I spent ages writing this post but it disappeared!! My apologies if it's duplicated somewhere!
So for my sanity I am going to briefly describe what was a much longer waffley thread. DH and I 32 with 2 children 9 and 7, same sex. Had children young, spent the last 10 years "catching up" to get to good careers for us both and the forever home, recently got there, so causing me to reflect. Happy marriage and family life.
I would like a third for several reasons, but to be frank wanting to experience raising both sexes is one of them, I know lots of people won't agree with that but I am just being honest, and no I obviously can't guarantee what sex we'd have so for that reason it couldn't and wouldn't be for that reason alone.

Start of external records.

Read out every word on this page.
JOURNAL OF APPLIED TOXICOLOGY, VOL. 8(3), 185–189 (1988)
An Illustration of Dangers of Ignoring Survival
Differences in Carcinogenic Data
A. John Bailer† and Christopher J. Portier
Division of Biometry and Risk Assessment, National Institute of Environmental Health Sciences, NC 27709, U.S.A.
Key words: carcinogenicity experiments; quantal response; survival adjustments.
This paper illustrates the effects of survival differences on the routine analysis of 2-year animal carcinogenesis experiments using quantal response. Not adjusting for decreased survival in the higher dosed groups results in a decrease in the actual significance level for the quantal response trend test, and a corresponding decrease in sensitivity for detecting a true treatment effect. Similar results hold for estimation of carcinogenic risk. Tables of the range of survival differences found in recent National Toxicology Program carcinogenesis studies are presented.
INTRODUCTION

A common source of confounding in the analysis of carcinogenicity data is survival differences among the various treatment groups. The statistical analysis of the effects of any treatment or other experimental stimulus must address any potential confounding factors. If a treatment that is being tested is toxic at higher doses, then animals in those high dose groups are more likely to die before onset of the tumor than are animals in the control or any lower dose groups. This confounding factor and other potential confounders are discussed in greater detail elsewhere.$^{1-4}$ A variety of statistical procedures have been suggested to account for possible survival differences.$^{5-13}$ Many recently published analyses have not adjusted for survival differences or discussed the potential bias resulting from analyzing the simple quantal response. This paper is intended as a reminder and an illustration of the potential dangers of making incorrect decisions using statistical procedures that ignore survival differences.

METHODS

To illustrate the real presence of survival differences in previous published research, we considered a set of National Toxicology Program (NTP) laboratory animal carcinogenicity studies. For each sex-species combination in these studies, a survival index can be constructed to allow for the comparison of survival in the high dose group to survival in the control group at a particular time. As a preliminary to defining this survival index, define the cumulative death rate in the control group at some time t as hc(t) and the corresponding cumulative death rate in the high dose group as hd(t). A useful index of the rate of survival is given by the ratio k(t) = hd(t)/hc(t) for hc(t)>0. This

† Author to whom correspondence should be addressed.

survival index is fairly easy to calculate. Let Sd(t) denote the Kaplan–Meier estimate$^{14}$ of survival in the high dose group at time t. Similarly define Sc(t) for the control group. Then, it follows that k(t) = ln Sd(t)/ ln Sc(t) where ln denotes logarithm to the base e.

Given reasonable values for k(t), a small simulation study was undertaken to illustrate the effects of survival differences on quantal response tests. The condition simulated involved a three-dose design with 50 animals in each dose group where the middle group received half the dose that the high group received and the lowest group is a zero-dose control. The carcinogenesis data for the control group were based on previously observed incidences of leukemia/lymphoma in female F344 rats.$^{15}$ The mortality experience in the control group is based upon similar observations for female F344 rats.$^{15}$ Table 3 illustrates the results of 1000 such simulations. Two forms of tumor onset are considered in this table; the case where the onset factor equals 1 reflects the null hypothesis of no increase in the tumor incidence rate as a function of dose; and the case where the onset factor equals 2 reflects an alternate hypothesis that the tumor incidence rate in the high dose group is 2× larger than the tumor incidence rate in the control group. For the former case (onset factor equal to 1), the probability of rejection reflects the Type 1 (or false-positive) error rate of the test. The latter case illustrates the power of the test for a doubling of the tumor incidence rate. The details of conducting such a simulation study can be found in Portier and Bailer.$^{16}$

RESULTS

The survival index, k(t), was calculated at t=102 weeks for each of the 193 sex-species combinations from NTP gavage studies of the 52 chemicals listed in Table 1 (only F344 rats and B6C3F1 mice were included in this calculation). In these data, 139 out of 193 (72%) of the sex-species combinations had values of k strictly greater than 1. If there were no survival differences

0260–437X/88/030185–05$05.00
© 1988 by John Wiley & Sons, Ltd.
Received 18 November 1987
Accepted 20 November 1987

I have a huge pros and cons list, goes through my mind hourly, but I know if I were to read it out to you most of you would say stick at 2, it's all moot anyway because DH doesn't want a third (though I could persuade him I'm sure, but I wouldn't as it wouldn't be fair, I don't resent him for this as I agree with his reasons!) and I don't believe it is in my children's best interests anyway.
So basically I need to get over it, a third child is not in my family's best interests, but how do you get your head to tell your heart to shut up? How do you rationalise what I imagine is just a hormonal urge? Ive been to counselling, 6 talking therapy sessions, didn't help at all tbh and I'm usually a big advocate of counselling.